Ella se echa a llorar. Él esta impactado.

Finalmente la abraza y la pega a su pecho.

-No puedo creer que no me lo hayas dicho. –musita el Izumi. –No puedo creer que sigas siendo una niña egoísta Mimi.

A pesar de que quiere consolarla no puede dejar de hacerle ver lo equivocada que está. Mimi debe madurar y más ahora que será una madre y alguien tiene que hacérselo ver.

-Kou…

-Dios Mimi, crece de una vez.

Ella solloza en su pecho una vez más y finalmente se incorpora y lo mira a los ojos.

-Tal vez tú también deberías crecer, ¿Sabes?

Esto lo toma por sorpresa completamente y por minutos enteros no es capaz de decir absolutamente nada.
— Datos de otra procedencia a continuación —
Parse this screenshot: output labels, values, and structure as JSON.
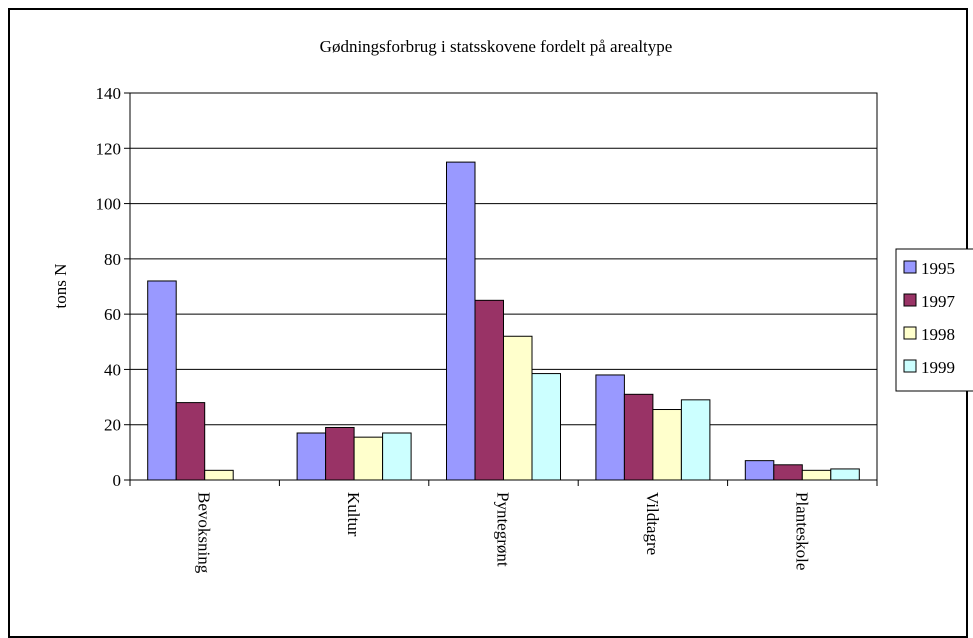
{
  "chart_data": {
    "type": "bar",
    "title": "Gødningsforbrug i statsskovene fordelt på arealtype",
    "xlabel": "",
    "ylabel": "tons N",
    "ylim": [
      0,
      140
    ],
    "yticks": [
      0,
      20,
      40,
      60,
      80,
      100,
      120,
      140
    ],
    "grid": true,
    "legend_position": "right",
    "categories": [
      "Bevoksning",
      "Kultur",
      "Pyntegrønt",
      "Vildtagre",
      "Planteskole"
    ],
    "series": [
      {
        "name": "1995",
        "color": "#9999ff",
        "values": [
          72,
          17,
          115,
          38,
          7
        ]
      },
      {
        "name": "1997",
        "color": "#993366",
        "values": [
          28,
          19,
          65,
          31,
          5.5
        ]
      },
      {
        "name": "1998",
        "color": "#ffffcc",
        "values": [
          3.5,
          15.5,
          52,
          25.5,
          3.5
        ]
      },
      {
        "name": "1999",
        "color": "#ccffff",
        "values": [
          0,
          17,
          38.5,
          29,
          4
        ]
      }
    ]
  }
}
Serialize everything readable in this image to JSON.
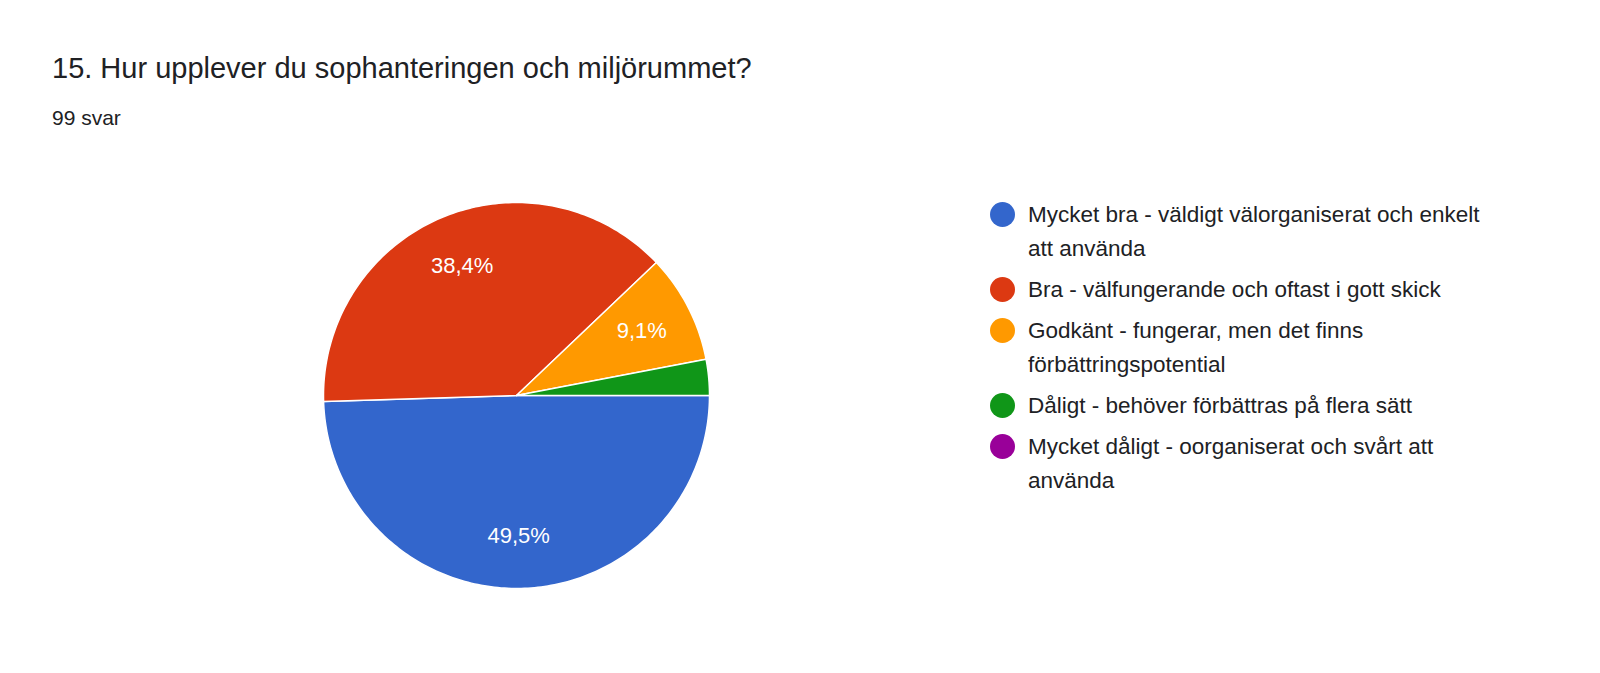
{
  "chart_data": {
    "type": "pie",
    "title": "15. Hur upplever du sophanteringen och miljörummet?",
    "subtitle": "99 svar",
    "categories": [
      "Mycket bra - väldigt välorganiserat och enkelt att använda",
      "Bra - välfungerande och oftast i gott skick",
      "Godkänt - fungerar, men det finns förbättringspotential",
      "Dåligt - behöver förbättras på flera sätt",
      "Mycket dåligt - oorganiserat och svårt att använda"
    ],
    "values": [
      49.5,
      38.4,
      9.1,
      3.0,
      0
    ],
    "colors": [
      "#3366cc",
      "#dc3912",
      "#ff9900",
      "#109618",
      "#990099"
    ],
    "data_labels": true,
    "value_labels": [
      "49,5%",
      "38,4%",
      "9,1%",
      null,
      null
    ],
    "legend": "right"
  }
}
Mimi se había ido en el primer avión que había conseguido y con ella se había ido la sensación de calidez y seguridad que le había inundado mientras la tuvo entre sus brazos.

Meditó sus palabras por horas hasta que se dio cuenta que la había amado tanto por algo. Mimi era terriblemente lista y perceptiva a su manera y se lo había demostrado hoy más que nunca. Supo que iba a aceptar el anillo de Michael a pesar de su terror inicial y de que iba a iniciar una familia con él y con nadie más que él. Mientras tanto en su cabeza se desataron diez mil pensamientos que nunca quiso liberar.

"Crece." Se dijo a sí mismo. Debía crecer y debía hacerlo ahora mismo o iba a perder todo aquello que amaba y valoraba. Empezando por la mujer de su vida.

A pesar de que su cabeza le decía que pensara las cosas y las meditara más antes de actuar decidió ignorarla. Tomó sus llaves, pasó a comprar el ramo de flores más grande para el que le alcanzó y condujo todo el camino a Hokkaido esperando que Anako pudiese perdonarle su estupidez y sus deseos de aferrarse tanto a su rutina y su comodidad. Su miedo al cambio. Su miedo a la mejoría.

Tocó el timbre y esperó que le abrieran. Finalmente fue su mujer quien lo hizo y Koushiro, sin dejarla agregar nada le robó la palabra.

-Estoy listo para formar una familia contigo.

Ella se lanzó a sus brazos y él tiró las flores y la alzó en los aires como hacía con Mimi cuando la recogía del aeropuerto. Mimi y sus mil maletas y su facilidad para darle mil vueltas a las cosas antes de ir al grano. Mimi y sus huidas.

Bueno pues él dejaría de huir así como ella también lo iba a hacer y la prueba era el boleto de avión que había comprado al minuto de haber terminado su conversación. Ninguno de los dos iba a correr a refugiarse de sus miedos en lo más seguro que conocían, el otro.

Koushiro y Anako habían tardado un año más en poder concebir, sin embargo una vez que lo hicieron el pelirrojo se había dado cuenta recordando cómo había llorado al enterarse de la noticia y observando a Mimi acunar a su bebé en brazos con gran amor mientras su ahora esposo los miraba con adoración que muchas veces aquello que te da más miedo resulta ser aquello que te vuelve más feliz.


Muchas gracias a quienes comentaron y leyeron esta historia!